Gogan lo disuadió con la mirada.

—Si intenta volver a por él más adelante acusándolo de algo, negará habérselo contado.

Richie ni siquiera pestañeó.

—No lo haré. Créame. Y no dejaría que nadie lo hiciera. Esto es demasiado importante.

Gogan gruñó y asintió para indicarle a Jayden que continuara.

—¿De verdad no se les había ocurrido? —preguntó Jayden.

Richie negó la cabeza.

—¡Qué tontos! —apuntó Jayden en voz baja.

—A eso me refería: tenemos suerte de haberte encontrado. Cuéntame la historia de la llave.

—Abre más o menos la mitad de las puertas traseras de las casas de los alrededores. No intenté abrir ninguna de las casas en las que viviera gente, claro.

Jayden fingió ser un niño bueno, pero nadie se lo tragó.

—Pero sí en las casas vacías de esta calle y de Ocean View Promenade, y entré en un montón. Es muy fácil. No puedo creer que a nadie más se le haya ocurrido.

—Y abre la casa del número once —continuó Richie—. ¿Fue ahí donde encontraste a aquel tipo?

—Sí. Yo estaba allí pasando el rato y él llamó con los nudillos a la puerta de atrás. Supongo que saltó la tapia del jardín.

Había salido de su escondite. Había atisbado una oportunidad.

—Así que fui a abrirle. Estaba aburrido… y allí no había nada que hacer.

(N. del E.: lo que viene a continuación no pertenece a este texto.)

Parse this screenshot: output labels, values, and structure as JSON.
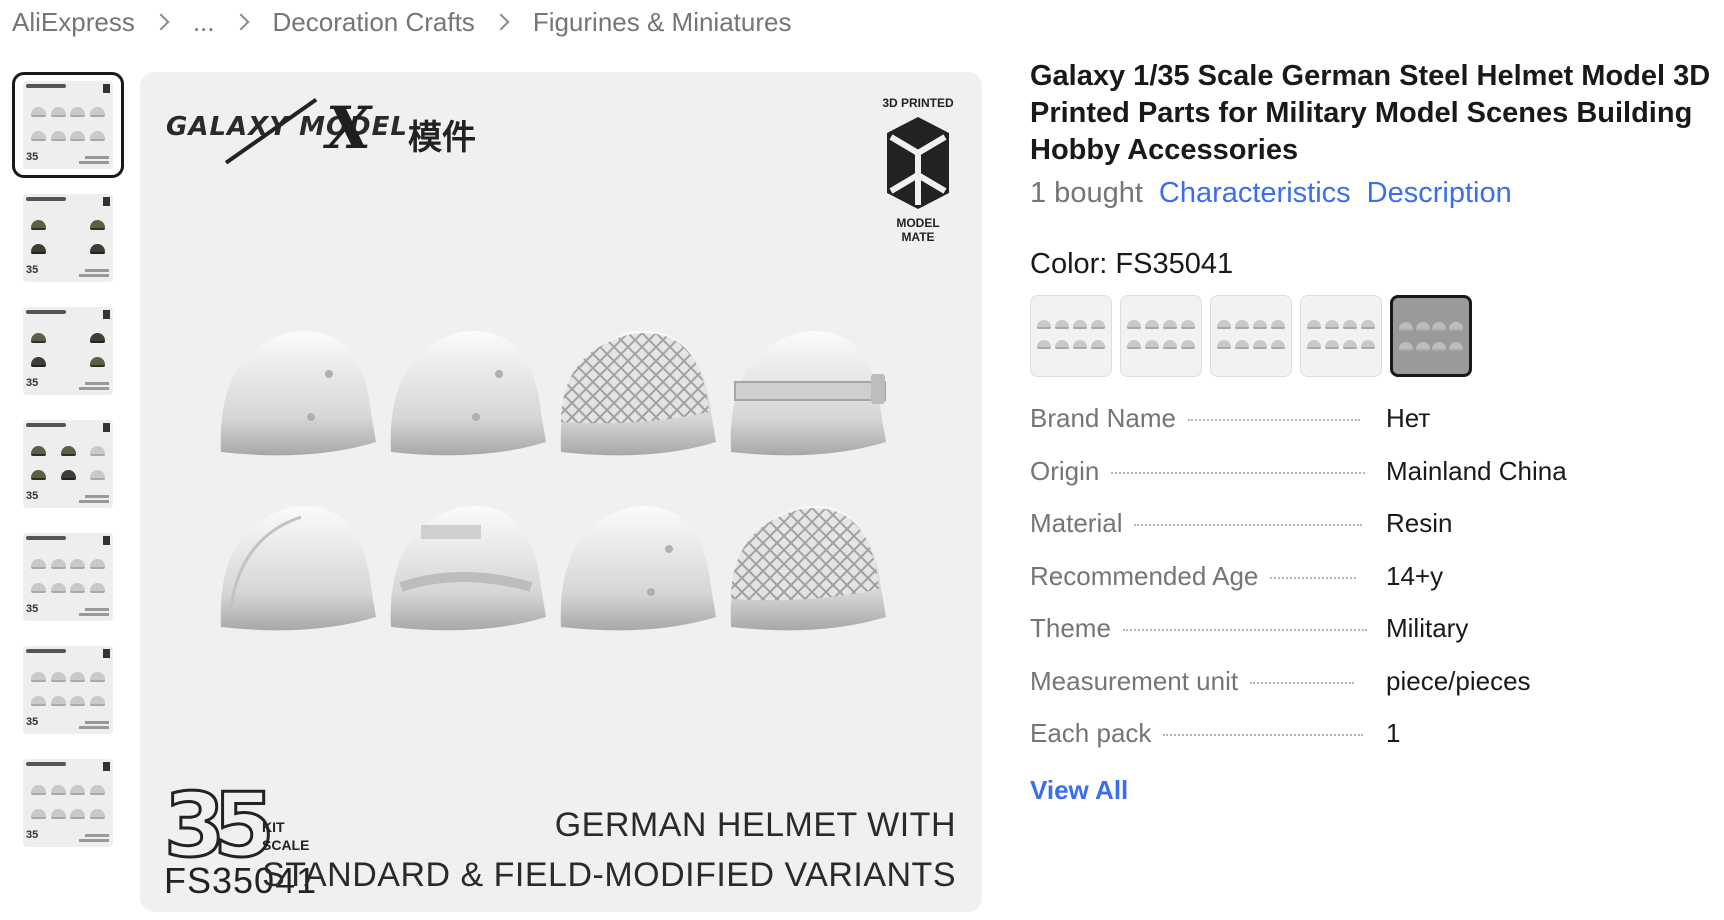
{
  "breadcrumb": {
    "items": [
      "AliExpress",
      "...",
      "Decoration Crafts",
      "Figurines & Miniatures"
    ]
  },
  "main_image": {
    "brand_logo": "GALAXY MODEL",
    "brand_x": "X",
    "brand_cn": "模件",
    "badge_top": "3D PRINTED",
    "badge_bottom": "MODEL MATE",
    "scale_number": "35",
    "scale_label_1": "KIT",
    "scale_label_2": "SCALE",
    "product_code": "FS35041",
    "caption_line_1": "GERMAN HELMET WITH",
    "caption_line_2": "STANDARD & FIELD-MODIFIED VARIANTS"
  },
  "product": {
    "title": "Galaxy 1/35 Scale German Steel Helmet Model 3D Printed Parts for Military Model Scenes Building Hobby Accessories",
    "sold": "1 bought",
    "link_characteristics": "Characteristics",
    "link_description": "Description",
    "color_label": "Color: FS35041"
  },
  "properties": [
    {
      "key": "Brand Name",
      "value": "Нет"
    },
    {
      "key": "Origin",
      "value": "Mainland China"
    },
    {
      "key": "Material",
      "value": "Resin"
    },
    {
      "key": "Recommended Age",
      "value": "14+y"
    },
    {
      "key": "Theme",
      "value": "Military"
    },
    {
      "key": "Measurement unit",
      "value": "piece/pieces"
    },
    {
      "key": "Each pack",
      "value": "1"
    }
  ],
  "view_all": "View All",
  "colors": {
    "accent_link": "#3a6df0",
    "text_secondary": "#757575",
    "selected_border": "#191919"
  }
}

—¿Qué te he dicho yo mil veces sobre hablar con desconocidos? —espetó Sinéad—. ¿Qué habría pasado si te hubiera metido en una furgoneta y…?

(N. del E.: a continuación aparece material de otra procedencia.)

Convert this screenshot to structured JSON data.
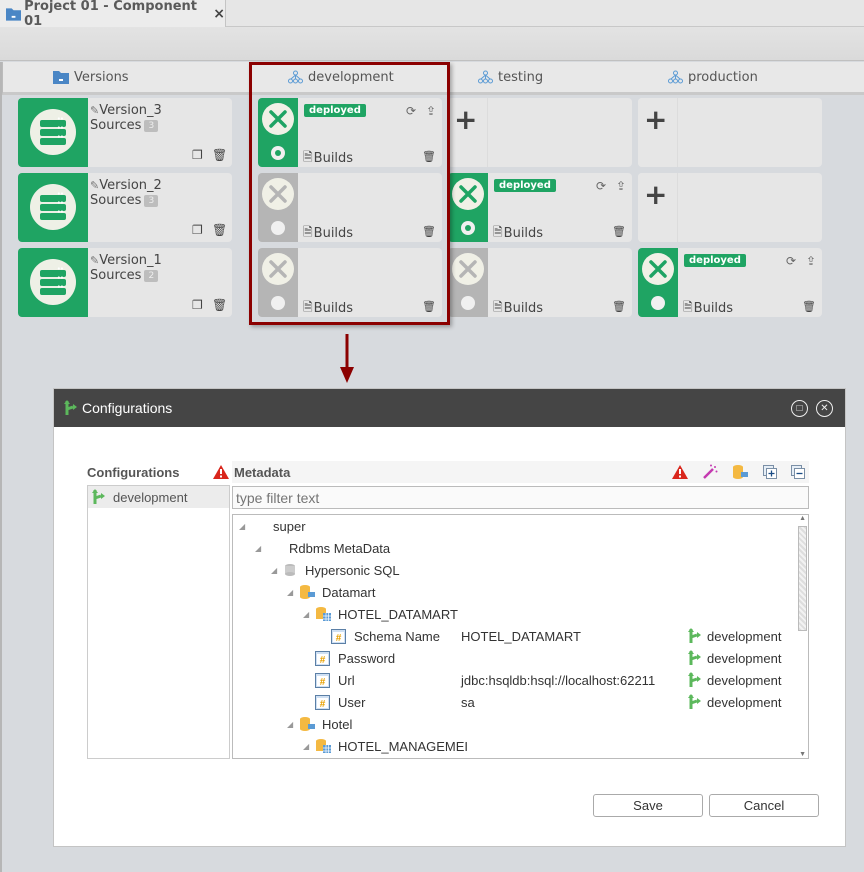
{
  "tab": {
    "title": "Project 01 - Component 01",
    "close": "×"
  },
  "columns": {
    "versions": "Versions",
    "environments": [
      "development",
      "testing",
      "production"
    ]
  },
  "versions": [
    {
      "name": "Version_3",
      "sources_label": "Sources",
      "sources_count": "3"
    },
    {
      "name": "Version_2",
      "sources_label": "Sources",
      "sources_count": "3"
    },
    {
      "name": "Version_1",
      "sources_label": "Sources",
      "sources_count": "2"
    }
  ],
  "grid": {
    "deployed_label": "deployed",
    "builds_label": "Builds",
    "add_label": "+"
  },
  "dialog": {
    "title": "Configurations",
    "configurations_header": "Configurations",
    "configurations": [
      {
        "label": "development"
      }
    ],
    "metadata_header": "Metadata",
    "filter_placeholder": "type filter text",
    "tree": [
      {
        "label": "super",
        "level": 0
      },
      {
        "label": "Rdbms MetaData",
        "level": 1
      },
      {
        "label": "Hypersonic SQL",
        "level": 2
      },
      {
        "label": "Datamart",
        "level": 3
      },
      {
        "label": "HOTEL_DATAMART",
        "level": 4
      },
      {
        "label": "Schema Name",
        "level": 5,
        "value": "HOTEL_DATAMART",
        "config": "development"
      },
      {
        "label": "Password",
        "level": 4,
        "value": "",
        "config": "development"
      },
      {
        "label": "Url",
        "level": 4,
        "value": "jdbc:hsqldb:hsql://localhost:62211",
        "config": "development"
      },
      {
        "label": "User",
        "level": 4,
        "value": "sa",
        "config": "development"
      },
      {
        "label": "Hotel",
        "level": 3
      },
      {
        "label": "HOTEL_MANAGEMEI",
        "level": 4
      }
    ],
    "save_label": "Save",
    "cancel_label": "Cancel"
  },
  "colors": {
    "green": "#1fa463",
    "highlight": "#8b0000",
    "header": "#454545"
  }
}
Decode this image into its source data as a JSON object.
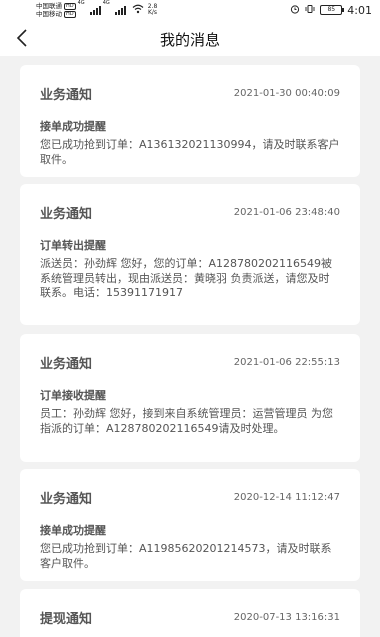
{
  "status_bar": {
    "carrier_1": "中国联通",
    "carrier_2": "中国移动",
    "hd_badge": "HD",
    "network_1": "4G",
    "network_2": "4G",
    "speed_value": "2.8",
    "speed_unit": "K/s",
    "battery": "85",
    "time": "4:01"
  },
  "header": {
    "title": "我的消息"
  },
  "messages": [
    {
      "category": "业务通知",
      "time": "2021-01-30 00:40:09",
      "title": "接单成功提醒",
      "body": "您已成功抢到订单：A136132021130994，请及时联系客户取件。"
    },
    {
      "category": "业务通知",
      "time": "2021-01-06 23:48:40",
      "title": "订单转出提醒",
      "body": "派送员：孙劲辉 您好，您的订单：A128780202116549被系统管理员转出，现由派送员：黄晓羽 负责派送，请您及时联系。电话：15391171917"
    },
    {
      "category": "业务通知",
      "time": "2021-01-06 22:55:13",
      "title": "订单接收提醒",
      "body": "员工：孙劲辉 您好，接到来自系统管理员：运营管理员 为您指派的订单：A128780202116549请及时处理。"
    },
    {
      "category": "业务通知",
      "time": "2020-12-14 11:12:47",
      "title": "接单成功提醒",
      "body": "您已成功抢到订单：A119856202012145​73，请及时联系客户取件。"
    },
    {
      "category": "提现通知",
      "time": "2020-07-13 13:16:31",
      "title": "",
      "body": ""
    }
  ]
}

Jayden puso los ojos en blanco.

—¿Acaso parezco idiota? Si hubiera intentado agarrarme, me habría escapado corriendo. Estaba a dos segundos de aquí.

—¿De qué hablasteis? —quiso saber Richie.

Jayden se encogió de hombros.

—De nada en especial. Me preguntó qué estaba haciendo allí y le dije que pasando el rato. Me preguntó cómo había entrado y le expliqué lo de las llaves.

Había estado presumiendo para impresionar a un extraño con su inteligencia, de la misma manera que presumía para impresionar a Richie.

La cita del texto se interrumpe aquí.